During the calculation of the SR, it was noted that some cases were manual evaluated result slightly higher than expected through our proposed method. This might be attributed to the initial step of locating lane markings, where some regions were not perfectly segmented as part of the lane area, leading to incomplete lane markings being considered in the step of stripping area segmentation and stripping ratio calculation. Additionally, for the lane marking stripping area segmentation model, the quantity of the dataset needs to be increased. Despite these challenges, our accuracy still reached 76%. Considering the tolerances for error as per standard norms, the accuracy could effectively be adjusted to 100%.
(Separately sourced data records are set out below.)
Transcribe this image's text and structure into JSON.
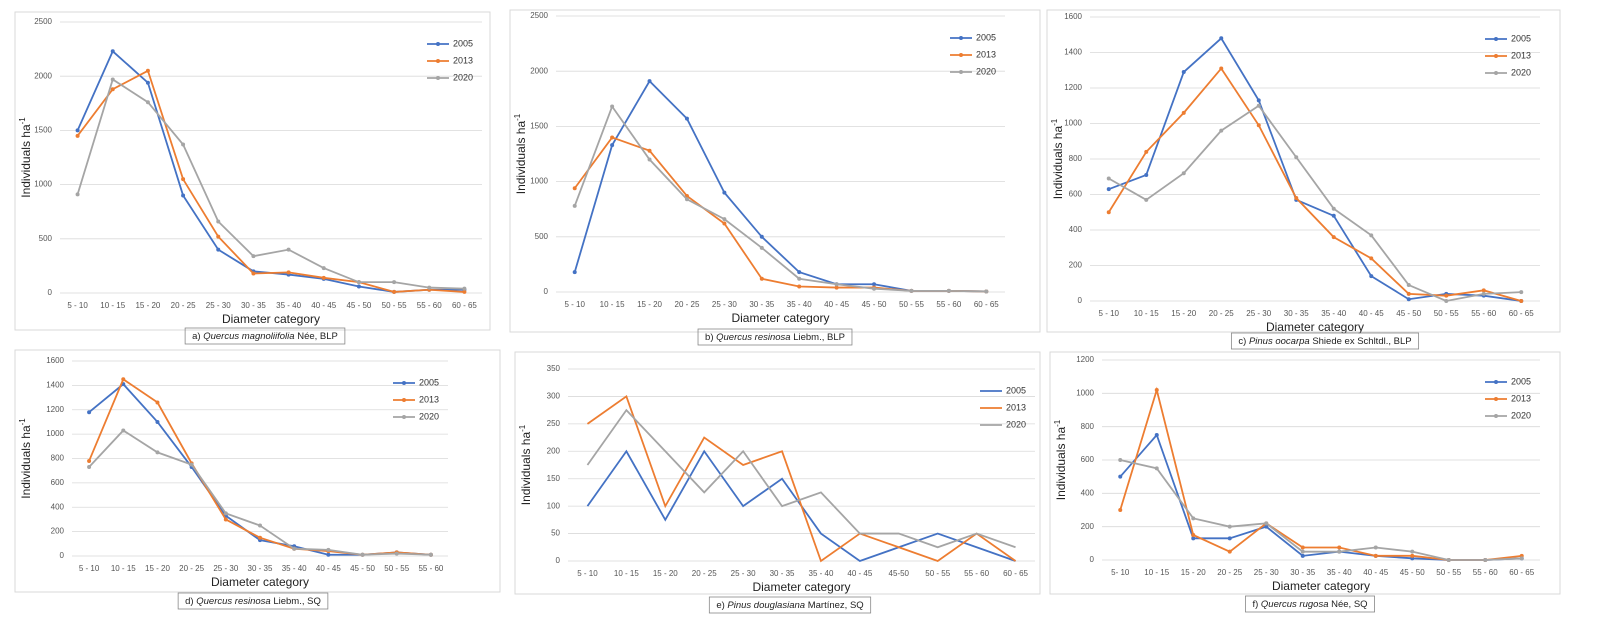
{
  "chart_data": [
    {
      "type": "line",
      "caption": {
        "label": "a)",
        "species": "Quercus magnoliifolia",
        "suffix": "Née, BLP"
      },
      "x_label": "Diameter category",
      "y_label": "Individuals ha",
      "y_label_exponent": "-1",
      "grid": true,
      "markers": true,
      "legend": "top-right",
      "categories": [
        "5 - 10",
        "10 - 15",
        "15 - 20",
        "20 - 25",
        "25 - 30",
        "30 - 35",
        "35 - 40",
        "40 - 45",
        "45 - 50",
        "50 - 55",
        "55 - 60",
        "60 - 65"
      ],
      "ylim": [
        0,
        2500
      ],
      "yticks": [
        0,
        500,
        1000,
        1500,
        2000,
        2500
      ],
      "series": [
        {
          "name": "2005",
          "color": "#4472c4",
          "values": [
            1500,
            2230,
            1940,
            900,
            400,
            200,
            170,
            130,
            60,
            10,
            30,
            30
          ]
        },
        {
          "name": "2013",
          "color": "#ed7d31",
          "values": [
            1450,
            1880,
            2050,
            1050,
            520,
            180,
            190,
            140,
            100,
            10,
            30,
            10
          ]
        },
        {
          "name": "2020",
          "color": "#a5a5a5",
          "values": [
            910,
            1970,
            1760,
            1370,
            660,
            340,
            400,
            230,
            100,
            100,
            50,
            40
          ]
        }
      ]
    },
    {
      "type": "line",
      "caption": {
        "label": "b)",
        "species": "Quercus resinosa",
        "suffix": "Liebm., BLP"
      },
      "x_label": "Diameter category",
      "y_label": "Individuals ha",
      "y_label_exponent": "-1",
      "grid": true,
      "markers": true,
      "legend": "top-right",
      "categories": [
        "5 - 10",
        "10 - 15",
        "15 - 20",
        "20 - 25",
        "25 - 30",
        "30 - 35",
        "35 - 40",
        "40 - 45",
        "45 - 50",
        "50 - 55",
        "55 - 60",
        "60 - 65"
      ],
      "ylim": [
        0,
        2500
      ],
      "yticks": [
        0,
        500,
        1000,
        1500,
        2000,
        2500
      ],
      "series": [
        {
          "name": "2005",
          "color": "#4472c4",
          "values": [
            180,
            1330,
            1910,
            1570,
            900,
            500,
            180,
            70,
            70,
            10,
            10,
            5
          ]
        },
        {
          "name": "2013",
          "color": "#ed7d31",
          "values": [
            940,
            1400,
            1280,
            870,
            620,
            120,
            50,
            40,
            40,
            10,
            10,
            5
          ]
        },
        {
          "name": "2020",
          "color": "#a5a5a5",
          "values": [
            780,
            1680,
            1200,
            840,
            660,
            400,
            120,
            70,
            30,
            10,
            10,
            5
          ]
        }
      ]
    },
    {
      "type": "line",
      "caption": {
        "label": "c)",
        "species": "Pinus oocarpa",
        "suffix": "Shiede ex Schltdl., BLP"
      },
      "x_label": "Diameter category",
      "y_label": "Individuals ha",
      "y_label_exponent": "-1",
      "grid": true,
      "markers": true,
      "legend": "top-right",
      "categories": [
        "5 - 10",
        "10 - 15",
        "15 - 20",
        "20 - 25",
        "25 - 30",
        "30 - 35",
        "35 - 40",
        "40 - 45",
        "45 - 50",
        "50 - 55",
        "55 - 60",
        "60 - 65"
      ],
      "ylim": [
        0,
        1600
      ],
      "yticks": [
        0,
        200,
        400,
        600,
        800,
        1000,
        1200,
        1400,
        1600
      ],
      "series": [
        {
          "name": "2005",
          "color": "#4472c4",
          "values": [
            630,
            710,
            1290,
            1480,
            1130,
            570,
            480,
            140,
            10,
            40,
            30,
            0
          ]
        },
        {
          "name": "2013",
          "color": "#ed7d31",
          "values": [
            500,
            840,
            1060,
            1310,
            990,
            580,
            360,
            240,
            40,
            30,
            60,
            0
          ]
        },
        {
          "name": "2020",
          "color": "#a5a5a5",
          "values": [
            690,
            570,
            720,
            960,
            1100,
            810,
            520,
            370,
            90,
            0,
            40,
            50
          ]
        }
      ]
    },
    {
      "type": "line",
      "caption": {
        "label": "d)",
        "species": "Quercus resinosa",
        "suffix": "Liebm., SQ"
      },
      "x_label": "Diameter category",
      "y_label": "Individuals ha",
      "y_label_exponent": "-1",
      "grid": true,
      "markers": true,
      "legend": "top-right",
      "categories": [
        "5 - 10",
        "10 - 15",
        "15 - 20",
        "20 - 25",
        "25 - 30",
        "30 - 35",
        "35 - 40",
        "40 - 45",
        "45 - 50",
        "50 - 55",
        "55 - 60"
      ],
      "ylim": [
        0,
        1600
      ],
      "yticks": [
        0,
        200,
        400,
        600,
        800,
        1000,
        1200,
        1400,
        1600
      ],
      "series": [
        {
          "name": "2005",
          "color": "#4472c4",
          "values": [
            1180,
            1410,
            1100,
            730,
            330,
            130,
            80,
            10,
            10,
            30,
            10
          ]
        },
        {
          "name": "2013",
          "color": "#ed7d31",
          "values": [
            780,
            1450,
            1260,
            760,
            300,
            150,
            60,
            40,
            10,
            30,
            10
          ]
        },
        {
          "name": "2020",
          "color": "#a5a5a5",
          "values": [
            730,
            1030,
            850,
            750,
            350,
            250,
            60,
            50,
            10,
            20,
            10
          ]
        }
      ]
    },
    {
      "type": "line",
      "caption": {
        "label": "e)",
        "species": "Pinus douglasiana",
        "suffix": "Martínez, SQ"
      },
      "x_label": "Diameter category",
      "y_label": "Individuals ha",
      "y_label_exponent": "-1",
      "grid": true,
      "markers": false,
      "legend": "top-right",
      "categories": [
        "5 - 10",
        "10 - 15",
        "15 - 20",
        "20 - 25",
        "25 - 30",
        "30 - 35",
        "35 - 40",
        "40 - 45",
        "45-50",
        "50 - 55",
        "55 - 60",
        "60 - 65"
      ],
      "ylim": [
        0,
        350
      ],
      "yticks": [
        0,
        50,
        100,
        150,
        200,
        250,
        300,
        350
      ],
      "series": [
        {
          "name": "2005",
          "color": "#4472c4",
          "values": [
            100,
            200,
            75,
            200,
            100,
            150,
            50,
            0,
            25,
            50,
            25,
            0
          ]
        },
        {
          "name": "2013",
          "color": "#ed7d31",
          "values": [
            250,
            300,
            100,
            225,
            175,
            200,
            0,
            50,
            25,
            0,
            50,
            0
          ]
        },
        {
          "name": "2020",
          "color": "#a5a5a5",
          "values": [
            175,
            275,
            200,
            125,
            200,
            100,
            125,
            50,
            50,
            25,
            50,
            25
          ]
        }
      ]
    },
    {
      "type": "line",
      "caption": {
        "label": "f)",
        "species": "Quercus rugosa",
        "suffix": "Née, SQ"
      },
      "x_label": "Diameter category",
      "y_label": "Individuals ha",
      "y_label_exponent": "-1",
      "grid": true,
      "markers": true,
      "legend": "top-right",
      "categories": [
        "5- 10",
        "10 - 15",
        "15 - 20",
        "20 - 25",
        "25 - 30",
        "30 - 35",
        "35 - 40",
        "40 - 45",
        "45 - 50",
        "50 - 55",
        "55 - 60",
        "60 - 65"
      ],
      "ylim": [
        0,
        1200
      ],
      "yticks": [
        0,
        200,
        400,
        600,
        800,
        1000,
        1200
      ],
      "series": [
        {
          "name": "2005",
          "color": "#4472c4",
          "values": [
            500,
            750,
            130,
            130,
            200,
            25,
            50,
            25,
            10,
            0,
            0,
            10
          ]
        },
        {
          "name": "2013",
          "color": "#ed7d31",
          "values": [
            300,
            1020,
            150,
            50,
            220,
            75,
            75,
            25,
            25,
            0,
            0,
            25
          ]
        },
        {
          "name": "2020",
          "color": "#a5a5a5",
          "values": [
            600,
            550,
            250,
            200,
            220,
            50,
            50,
            75,
            50,
            0,
            0,
            10
          ]
        }
      ]
    }
  ]
}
Current evaluation methods for lane marking stripping often rely on visual inspection or traditional image recognition algorithms combined with simple binarization. This study introduces an innovative approach utilizing photo-derived top-view transformation and a two-step deep learning-based semantic segmentation method to accurately determine the stripping ratio for lane marking maintenance. This method involves mounting a smartphone within a moving vehicle and using the video recorded by the smartphone camera to precisely calculate the road lane’s stripping ratio. Given the extensive manual labor typically required to identify the lane marking stripping ratio, this approach proves to be highly efficient.
The results of the predicted and calculated stripping ratio, compared with the reference values of manual identification, demonstrate a high similarity in the stripping ratio, with an R2 value of 0.9827. By calculating the rank of stripping, high accuracy is also achieved.
Future research will focus on improving the segmentation accuracy of both models to further enhance prediction accuracy. Furthermore, the experiment highlighted the need for more comparative data. In future work, manual measurements will be conducted on roads with varying lighting conditions, stripping levels, and driving scenarios to further explore the generalizability of our method.